Shooting for the moon
‘Moonshot’ speculative investments will become a viable alternative to traditional spending on research and development (R&D), Gartner® predicts, with shareholder acceptance of such investments expected to double by 2025. It writes that “Leading enterprises will take advantage of uncertainty or disruption, leveraging new and unknown mindsets, capabilities and skills to capture growth opportunities.”
These investments will be driven by data and innovative thinking around how business functions and IT work together, with Lenovo’s research of board-level executives showing a large appetite for investing in data. Major organisations are prepared to plunge large sums into technologies such as analytics and AI, with leaders planning to invest $3 million in data technologies, and hopeful of equally large returns, anticipating 81% on average. This would amount to a return of $8.5 trillion globally, based on the top 100 listed firms in each country surveyed.
The most proactive users of data, dubbed the ‘Data Leaders’, are already reaping the returns of investment in technology, with three-quarters (78%) having increased their revenues in the past 12 months. These pioneers are already highly effective at using data to deal with issues such as improving customer experience, increasing supply chain transparency, and dealing with the global problem of talent shortages.
Metrics delivered by data, along with bold thinking, will be crucial to driving businesses away from conventional thinking around R&D and towards a more innovative future. Despite the anticipated disruption set to come, off the back of years of disruption caused by the pandemic, the Gartner® insights show how businesses will begin to “fuse technology capabilities with business strategies to drive improved outcomes and ensure preparedness when dealing with growing uncertainty”. This, it says, will turn uncertainty into opportunity.
A bright future
For technologies like the metaverse and artificial intelligence, the future is bright, as familiarity and adoption by businesses and individuals alike continue to propel them forward. AI and data have the potential to reshape our society for the better, helping to find solutions for the biggest challenges facing humankind.

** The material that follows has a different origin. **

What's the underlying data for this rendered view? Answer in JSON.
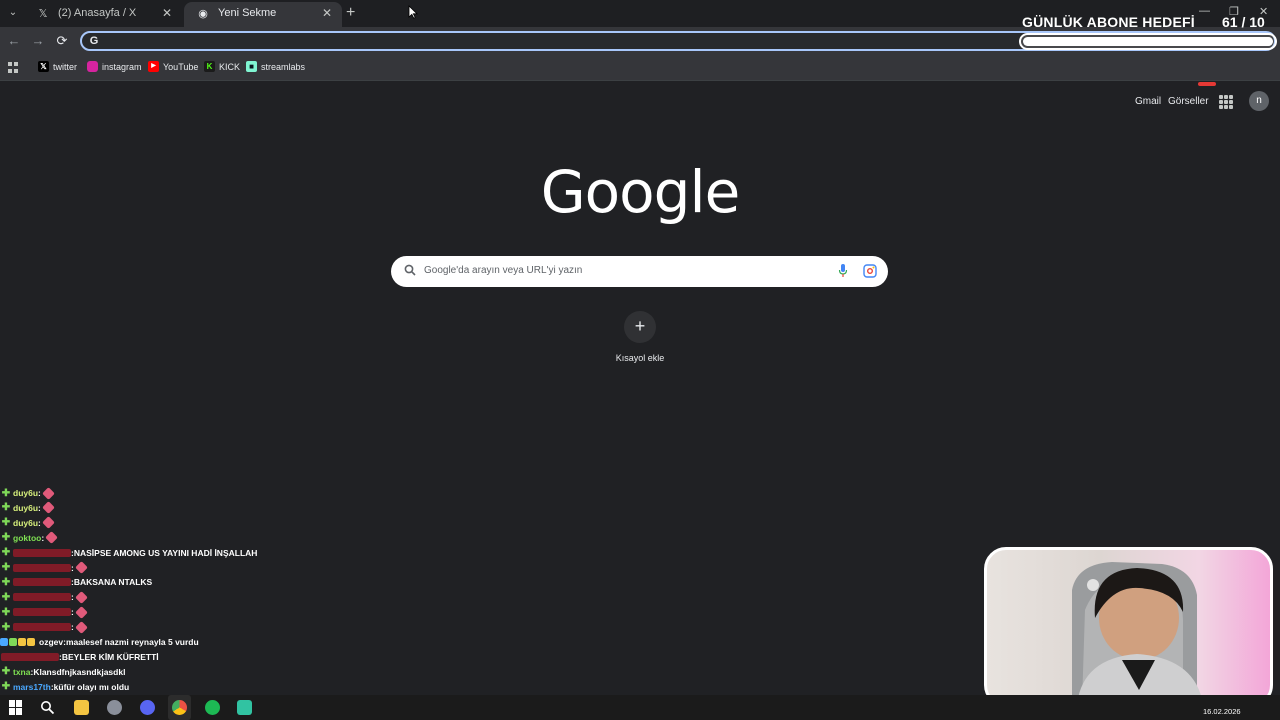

At this turning point in technology, one thing is clear: business leaders need to be bold and embrace a data-driven future. But to do so, the right infrastructure is needed to enable the speed and capacity required for data to be transferred and stored to meet the requirements of the metaverse and AI technologies. At the same time, sustainability should not be forgotten, and businesses and governments will need to work together to ensure that fresh innovation is balanced with energy consumption. This will become even more integral in 2023, as new governance such as the EU’s Corporate Sustainability Reporting Directive (CRSD) policy rolls nearer.
These predictions offer the opportunity for businesses to learn and grow as the technologies continue to progress, and it’s time for them to take advantage of it. Organisations must look to harness improved automation, AI, analytics and storage capabilities, and practices to make running today’s required workloads more sustainable. By doing so, they can reap benefits not only in revenues, but also in talent, efficiency, customer loyalty and agility, all while meeting sustainability goals. With the right solutions offering the best insights, every business has the potential to take advantage of these new technologies and become a Data Leader.